— Это ты-то заботишься о детях?! — вышел из себя Адиль. — Да тебе, кроме этой дряни — опиума, ничего не нужно.
— Хоть я и наркоман, бей, но тоже человек и люблю своих детей.
— Нет, неправда, — возразил Адиль. — Человек, который бросает работу и дом ради… Сколько раз я тебе говорил, бери пример с меня.
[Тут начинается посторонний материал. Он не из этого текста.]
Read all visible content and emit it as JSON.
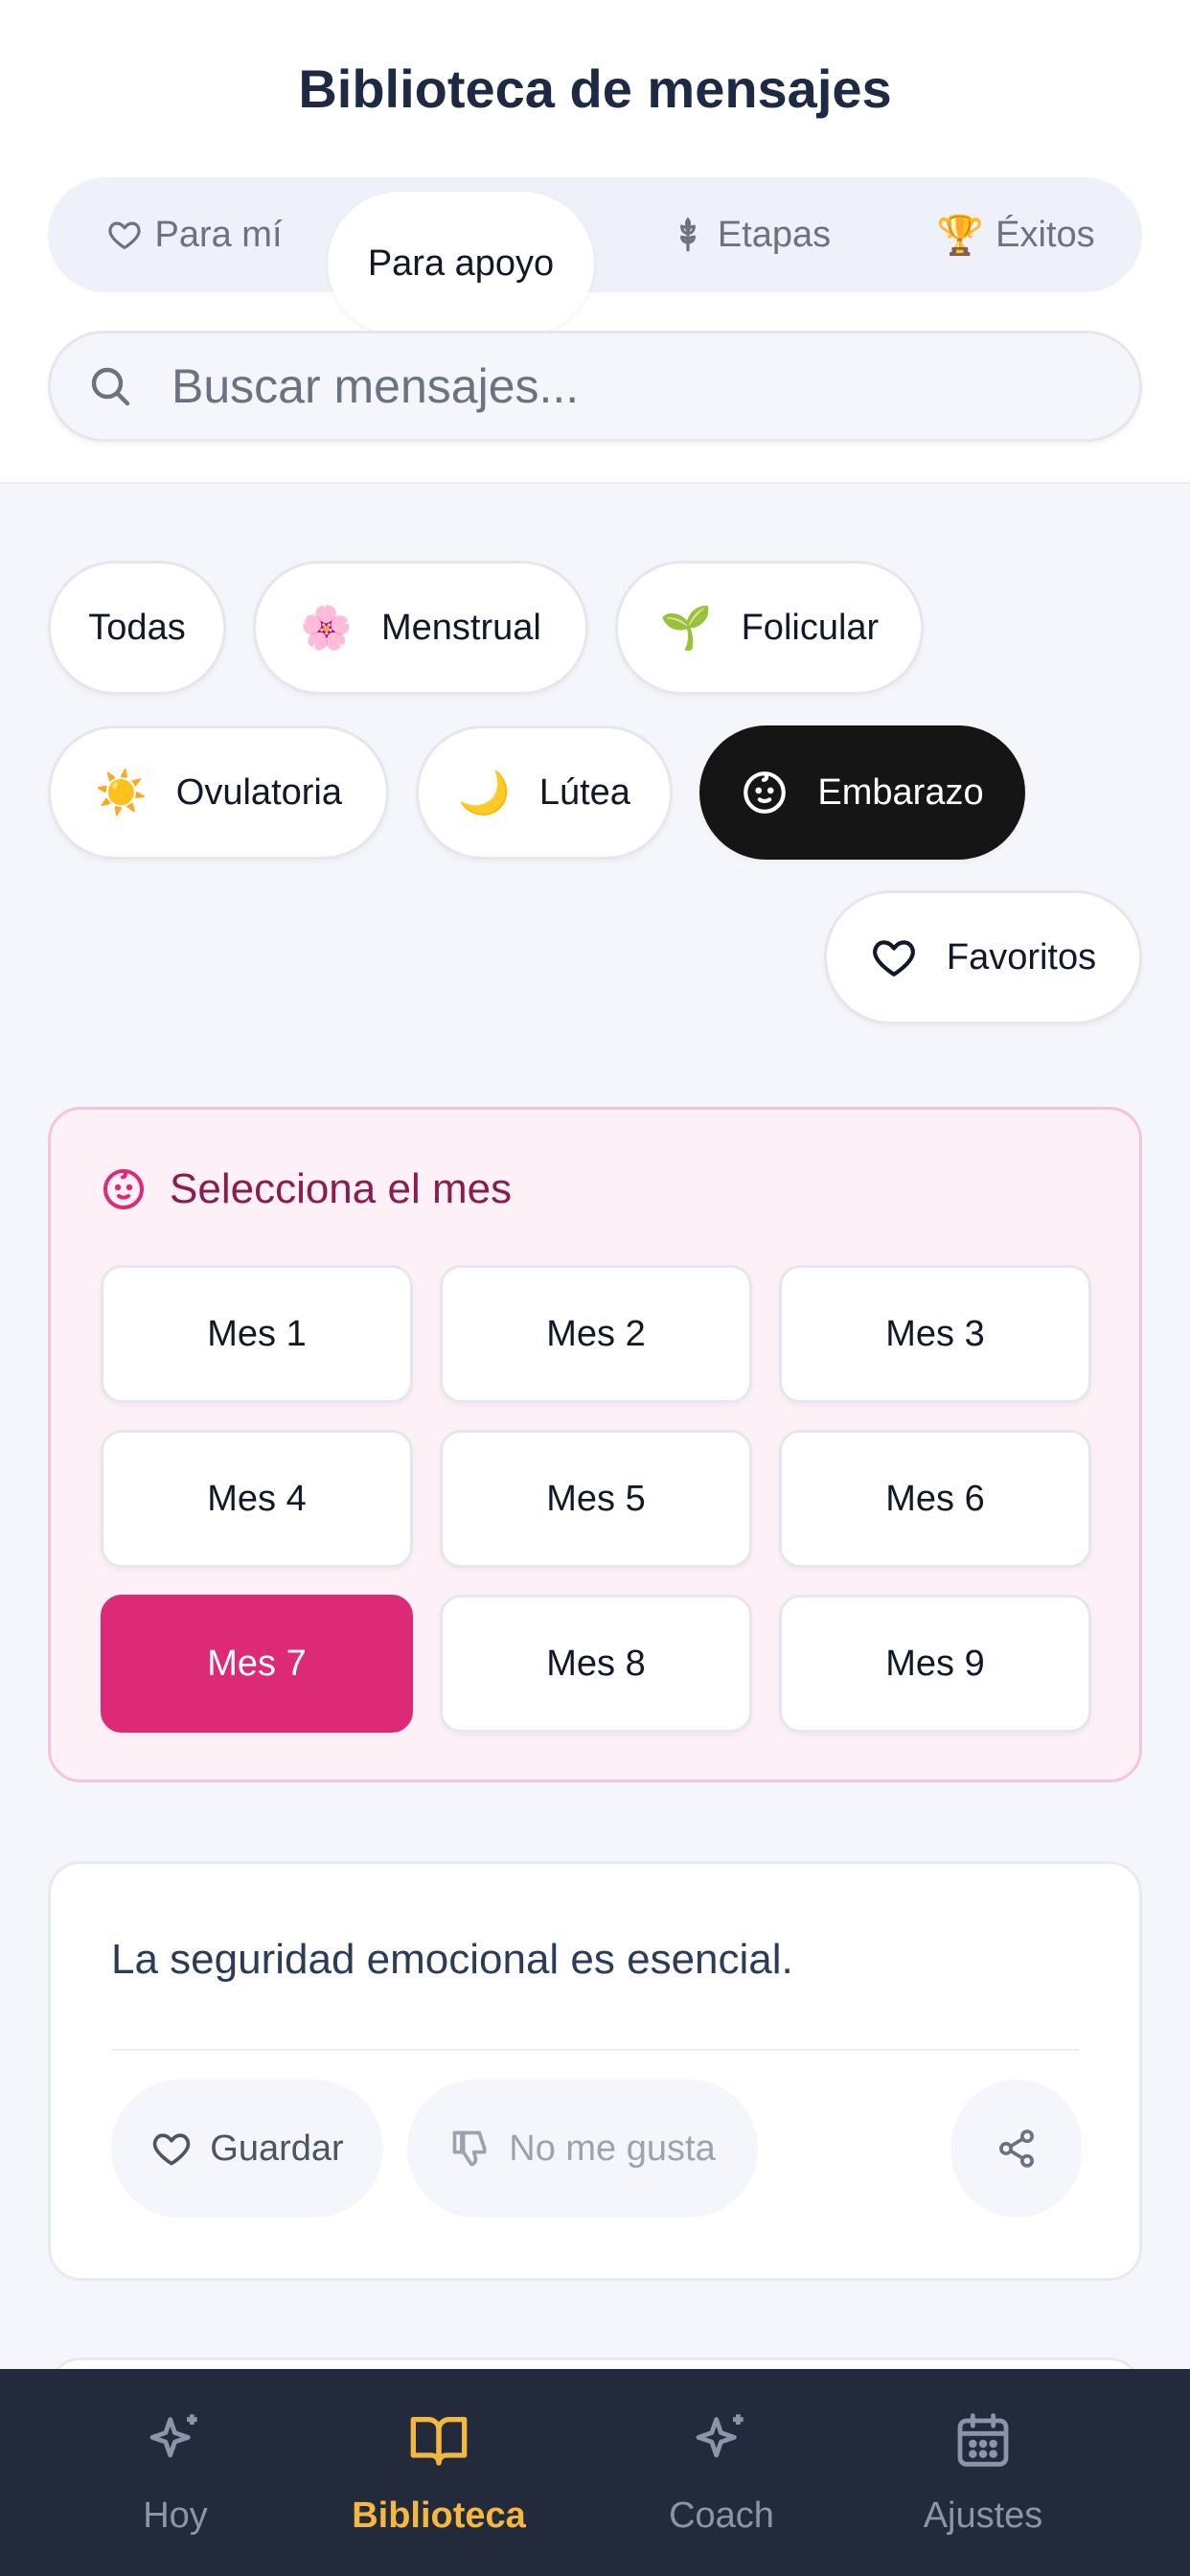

Я инженер, работаю день и ночь, и на государственной службе, и в компании. Сил не жалею ради лишнего пиастра. Почему? Ведь я даже машины себе не купил, чтобы не мучиться на этом проклятом городском транспорте! Все потому, что хочу скопить побольше, обеспечить будущее сына. Он еще маленький, ходит в детский сад, да, но человек должен думать о будущем, дядя Халиль. Кто знает, что случится завтра. Сначала человек должен обеспечить будущее, а потом уже думать об удовольствиях. Почему ты не внемлешь доводам разума, дядя Халиль? Посмотри на людей вокруг. Посмотри на меня.
Старик слушал слова юноши, согласно кивая головой, но бегающий взгляд его свидетельствовал о том, что он не следит за их смыслом. Когда инженер наконец замолчал, Халиль сказал:
— Все правильно, эфенди, все так. Я ведь уже говорил тебе, что господь наш исцелил меня (при этих словах он коротко засмеялся). Ты был вот такой маленький, когда приходил ко мне купить газету для папы. «Дядя Халиль, дай „Аль-Ахрам”!» Помнишь?
Он снова, уже который раз, схватил инженера за руку.
— Пожалей меня, бей. Целую твои руки.
Инженер отдернул руку, резко сказал:
— Ну, хватит, я сыт по горло твоими разговорами!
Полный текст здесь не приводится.